Writing the pentest report can be very time consuming. However, following pentest reporting best practices can help you better prepare for the report writing process. The report should include an Executive Summary (targeted to executive management) and a Technical Report section (targeted to technical staff), the latter of which includes coverage of all the approved attack vectors and testing activities documented in the RoE. When drafting the report, be sure to know your audience and write the report in such a way that appeals to all of your readers. Pentest report templates are a good way to help organize and structure the information you put in the report.

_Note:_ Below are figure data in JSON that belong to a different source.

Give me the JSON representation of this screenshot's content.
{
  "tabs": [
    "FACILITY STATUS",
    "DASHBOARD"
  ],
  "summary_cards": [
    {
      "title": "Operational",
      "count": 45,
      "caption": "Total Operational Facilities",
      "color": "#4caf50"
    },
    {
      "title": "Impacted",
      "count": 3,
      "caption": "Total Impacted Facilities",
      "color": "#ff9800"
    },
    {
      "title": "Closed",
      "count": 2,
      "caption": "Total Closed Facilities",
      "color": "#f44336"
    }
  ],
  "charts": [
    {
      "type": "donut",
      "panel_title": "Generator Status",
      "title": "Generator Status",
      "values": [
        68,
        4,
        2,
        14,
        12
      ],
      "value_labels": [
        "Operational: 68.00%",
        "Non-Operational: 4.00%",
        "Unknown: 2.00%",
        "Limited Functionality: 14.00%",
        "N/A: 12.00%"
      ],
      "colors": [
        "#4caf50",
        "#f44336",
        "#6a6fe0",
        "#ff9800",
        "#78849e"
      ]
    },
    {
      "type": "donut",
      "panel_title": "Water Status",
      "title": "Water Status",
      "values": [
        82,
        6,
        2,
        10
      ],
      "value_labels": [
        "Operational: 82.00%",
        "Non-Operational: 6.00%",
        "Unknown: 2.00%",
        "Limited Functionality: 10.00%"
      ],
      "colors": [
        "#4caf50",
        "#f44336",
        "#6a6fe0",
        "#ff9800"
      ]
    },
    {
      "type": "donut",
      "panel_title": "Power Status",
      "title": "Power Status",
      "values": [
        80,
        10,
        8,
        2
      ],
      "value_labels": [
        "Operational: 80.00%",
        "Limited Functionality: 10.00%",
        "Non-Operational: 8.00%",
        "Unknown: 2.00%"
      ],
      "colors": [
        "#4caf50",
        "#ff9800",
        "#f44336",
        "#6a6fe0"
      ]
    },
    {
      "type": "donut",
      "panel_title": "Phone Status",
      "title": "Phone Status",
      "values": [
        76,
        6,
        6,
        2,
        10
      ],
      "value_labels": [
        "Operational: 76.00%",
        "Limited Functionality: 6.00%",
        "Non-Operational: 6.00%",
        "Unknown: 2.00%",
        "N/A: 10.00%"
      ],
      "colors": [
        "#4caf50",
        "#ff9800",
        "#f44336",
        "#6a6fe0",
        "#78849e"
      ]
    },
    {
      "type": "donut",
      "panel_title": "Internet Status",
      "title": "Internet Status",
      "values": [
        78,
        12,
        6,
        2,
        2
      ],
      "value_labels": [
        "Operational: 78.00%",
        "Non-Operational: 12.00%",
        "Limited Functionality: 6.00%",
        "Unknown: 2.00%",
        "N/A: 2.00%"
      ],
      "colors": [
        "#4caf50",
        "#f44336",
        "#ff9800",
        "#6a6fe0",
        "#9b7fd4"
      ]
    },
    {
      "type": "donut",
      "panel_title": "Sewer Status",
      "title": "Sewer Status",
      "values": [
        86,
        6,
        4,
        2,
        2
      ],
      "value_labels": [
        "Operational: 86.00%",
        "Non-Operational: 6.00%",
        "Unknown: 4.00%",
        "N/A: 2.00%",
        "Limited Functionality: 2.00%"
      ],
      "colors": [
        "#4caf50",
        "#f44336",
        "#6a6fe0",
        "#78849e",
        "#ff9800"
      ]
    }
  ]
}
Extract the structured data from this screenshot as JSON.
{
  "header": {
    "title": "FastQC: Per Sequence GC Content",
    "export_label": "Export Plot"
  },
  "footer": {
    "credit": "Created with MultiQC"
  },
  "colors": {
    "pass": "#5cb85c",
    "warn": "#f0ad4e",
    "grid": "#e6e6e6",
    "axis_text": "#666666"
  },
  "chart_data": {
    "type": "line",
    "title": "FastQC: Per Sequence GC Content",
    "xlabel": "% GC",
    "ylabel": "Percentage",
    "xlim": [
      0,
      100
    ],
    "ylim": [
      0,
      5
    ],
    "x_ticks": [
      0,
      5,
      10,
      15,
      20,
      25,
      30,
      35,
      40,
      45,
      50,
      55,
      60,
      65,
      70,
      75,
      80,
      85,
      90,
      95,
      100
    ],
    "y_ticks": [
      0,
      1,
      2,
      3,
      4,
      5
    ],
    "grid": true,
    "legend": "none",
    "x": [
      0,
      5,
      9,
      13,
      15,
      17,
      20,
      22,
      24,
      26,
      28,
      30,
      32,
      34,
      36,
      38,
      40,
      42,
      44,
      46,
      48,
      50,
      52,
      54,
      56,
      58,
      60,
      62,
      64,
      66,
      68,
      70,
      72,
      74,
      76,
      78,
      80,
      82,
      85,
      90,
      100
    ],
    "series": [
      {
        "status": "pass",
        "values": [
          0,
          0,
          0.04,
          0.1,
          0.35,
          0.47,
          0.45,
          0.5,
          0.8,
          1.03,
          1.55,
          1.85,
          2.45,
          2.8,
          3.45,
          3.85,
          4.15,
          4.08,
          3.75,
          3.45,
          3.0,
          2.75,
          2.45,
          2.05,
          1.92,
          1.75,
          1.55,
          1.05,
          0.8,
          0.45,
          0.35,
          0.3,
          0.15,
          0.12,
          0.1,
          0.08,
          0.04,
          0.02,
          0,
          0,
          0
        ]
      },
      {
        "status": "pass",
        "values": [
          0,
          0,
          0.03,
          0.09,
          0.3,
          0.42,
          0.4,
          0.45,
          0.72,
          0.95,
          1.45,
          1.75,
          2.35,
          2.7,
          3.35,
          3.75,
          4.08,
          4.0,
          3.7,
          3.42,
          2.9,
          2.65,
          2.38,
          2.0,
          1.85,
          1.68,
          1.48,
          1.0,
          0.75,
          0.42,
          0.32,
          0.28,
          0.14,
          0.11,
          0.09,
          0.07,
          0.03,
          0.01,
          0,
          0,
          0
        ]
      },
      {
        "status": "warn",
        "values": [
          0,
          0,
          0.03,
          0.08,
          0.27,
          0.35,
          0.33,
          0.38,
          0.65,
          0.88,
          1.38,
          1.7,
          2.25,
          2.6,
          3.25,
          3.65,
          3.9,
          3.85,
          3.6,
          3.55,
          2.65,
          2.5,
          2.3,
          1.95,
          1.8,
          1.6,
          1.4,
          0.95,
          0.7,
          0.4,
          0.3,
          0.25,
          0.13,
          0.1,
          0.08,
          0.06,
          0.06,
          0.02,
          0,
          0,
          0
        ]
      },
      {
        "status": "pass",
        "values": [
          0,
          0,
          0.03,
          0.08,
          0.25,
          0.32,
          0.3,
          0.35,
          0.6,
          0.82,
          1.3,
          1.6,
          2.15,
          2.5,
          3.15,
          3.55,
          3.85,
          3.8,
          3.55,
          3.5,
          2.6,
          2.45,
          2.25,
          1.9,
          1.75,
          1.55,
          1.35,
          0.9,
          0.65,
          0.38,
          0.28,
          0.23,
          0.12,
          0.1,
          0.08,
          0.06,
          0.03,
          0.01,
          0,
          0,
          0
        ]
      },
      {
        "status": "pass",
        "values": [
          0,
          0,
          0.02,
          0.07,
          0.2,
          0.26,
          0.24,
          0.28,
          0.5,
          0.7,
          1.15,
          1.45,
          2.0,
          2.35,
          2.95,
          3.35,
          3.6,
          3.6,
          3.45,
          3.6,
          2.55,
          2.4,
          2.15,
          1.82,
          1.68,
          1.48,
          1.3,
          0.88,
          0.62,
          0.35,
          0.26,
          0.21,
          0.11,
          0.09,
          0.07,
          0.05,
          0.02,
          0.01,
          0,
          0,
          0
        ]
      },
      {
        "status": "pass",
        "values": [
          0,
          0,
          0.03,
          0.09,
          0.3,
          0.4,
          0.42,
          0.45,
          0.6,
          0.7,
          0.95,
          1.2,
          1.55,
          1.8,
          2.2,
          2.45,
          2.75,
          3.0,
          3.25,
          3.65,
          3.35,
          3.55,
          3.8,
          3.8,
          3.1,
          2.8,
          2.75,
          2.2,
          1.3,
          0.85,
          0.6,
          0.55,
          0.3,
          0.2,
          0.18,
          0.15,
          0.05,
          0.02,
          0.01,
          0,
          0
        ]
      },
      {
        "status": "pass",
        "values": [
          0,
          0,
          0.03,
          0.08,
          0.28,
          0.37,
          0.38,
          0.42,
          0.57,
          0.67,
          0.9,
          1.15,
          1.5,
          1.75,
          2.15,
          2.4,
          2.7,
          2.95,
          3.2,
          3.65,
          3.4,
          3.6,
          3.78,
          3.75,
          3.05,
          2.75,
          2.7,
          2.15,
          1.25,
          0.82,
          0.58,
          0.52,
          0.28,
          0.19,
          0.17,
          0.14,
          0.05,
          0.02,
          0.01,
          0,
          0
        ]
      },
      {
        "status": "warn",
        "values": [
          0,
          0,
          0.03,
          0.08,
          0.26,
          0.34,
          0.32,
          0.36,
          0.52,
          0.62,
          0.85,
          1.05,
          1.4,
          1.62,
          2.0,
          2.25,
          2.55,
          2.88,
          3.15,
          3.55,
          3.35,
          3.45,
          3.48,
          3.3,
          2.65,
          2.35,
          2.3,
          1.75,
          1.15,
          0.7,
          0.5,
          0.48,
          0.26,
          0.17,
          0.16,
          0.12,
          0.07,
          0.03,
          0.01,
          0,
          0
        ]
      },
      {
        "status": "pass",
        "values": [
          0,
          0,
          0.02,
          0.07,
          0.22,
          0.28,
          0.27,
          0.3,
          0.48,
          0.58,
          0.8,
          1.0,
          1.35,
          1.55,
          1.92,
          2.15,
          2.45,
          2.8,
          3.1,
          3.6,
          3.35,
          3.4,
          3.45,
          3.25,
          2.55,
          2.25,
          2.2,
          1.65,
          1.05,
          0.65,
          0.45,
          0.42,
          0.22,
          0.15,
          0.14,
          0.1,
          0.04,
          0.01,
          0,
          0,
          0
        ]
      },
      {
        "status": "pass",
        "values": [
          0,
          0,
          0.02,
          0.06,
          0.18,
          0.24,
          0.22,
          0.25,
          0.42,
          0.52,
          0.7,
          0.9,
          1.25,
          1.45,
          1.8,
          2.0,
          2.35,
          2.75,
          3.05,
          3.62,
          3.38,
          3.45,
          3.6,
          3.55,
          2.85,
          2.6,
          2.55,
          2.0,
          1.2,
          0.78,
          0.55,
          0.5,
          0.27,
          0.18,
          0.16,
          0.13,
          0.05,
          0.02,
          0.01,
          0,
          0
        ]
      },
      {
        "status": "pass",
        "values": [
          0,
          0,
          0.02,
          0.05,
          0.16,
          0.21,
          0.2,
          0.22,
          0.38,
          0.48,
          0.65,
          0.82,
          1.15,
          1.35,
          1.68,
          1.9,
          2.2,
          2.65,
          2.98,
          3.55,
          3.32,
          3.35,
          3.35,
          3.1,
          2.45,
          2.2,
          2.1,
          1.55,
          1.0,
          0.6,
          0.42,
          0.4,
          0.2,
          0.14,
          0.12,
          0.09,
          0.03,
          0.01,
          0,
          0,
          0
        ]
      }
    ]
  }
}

Once the report is completed, it will contain a great deal of sensitive information and thus you need to use an agreed-upon secure method for delivering the final product. One of the most important things you can do as a pentester is to maintain good communication with your customer. Remember, the customer has given you authorization to evaluate the security of their systems. As a pentester, you are responsible not only for identifying security weaknesses of the target organization but also for helping to safeguard and preserve the confidentiality and integrity of your customer’s most sensitive data.

Questions

1.  Which of the following are pentest report writing best practices? (Select all that apply.)

A.  Know your intended audience

B.  Include only relevant information

C.  Use good grammar and write clear, concise, and correct sentences

D.  Crop and annotate screenshots

E.  Use an appropriate tone

F.  All of the above

2.  Before drafting a pentest report, other than gathering all testing artifacts, what are two additional steps you can take to help you brainstorm which information to include in the report?

A.  Analyze the evidence

B.  Preserve confidentiality of customer-sensitive data

C.  Develop a pentest report template

D.  Use a report format such as Microsoft Word

3.  Which two questions are often asked by organizational leadership and should be addressed in the Executive Summary section of the pentest report?

A.  How do I fix it?

B.  What’s wrong?

C.  How should we pay you?

D.  Did you remove all of your tools?

4.  Which of the following testing parameters describes the techniques used to execute the pentest?

A.  Limitations

B.  Scope

C.  Objectives

D.  Methodology

E.  Schedule

F.  Targets

5.  Which of the following protocols can offer a secure transport mechanism for delivering the report to the customer? (Select all that apply.)

A.  HTTP

B.  SFTP

C.  FTP

D.  HTTPS

Answers

1.  F. All of the answers are pentest report writing best practices.

2.  A, C. Analyzing the evidence, developing a pentest report template, and gathering all the testing artifacts are all ways to help you brainstorm which information should go into the pentest report.

3.  A, B. Organizational leadership will want to know “What’s wrong?” and “How do I fix it?” Answers to those questions, addressed in the Executive Summary, will help leadership properly address areas of concerns and steps that can be taken to mitigate the problem(s).

4.  D. The methodology describes the techniques that were used to execute the pentest.

5.  B, D. Secure File Transfer Protocol (SFTP) and Hypertext Transfer Protocol Secure (HTTPS) are two protocols that can encrypt data in transit and help protect the confidentiality and integrity of the customer’s pentest report. File Transfer Protocol (FTP) and Hypertext Transfer Protocol (HTTP) are cleartext protocols that offer no data transport encryption. Thus, if you were to deliver the customer’s pentest report using one of these protocols, it would be sent in the clear and susceptible to compromise.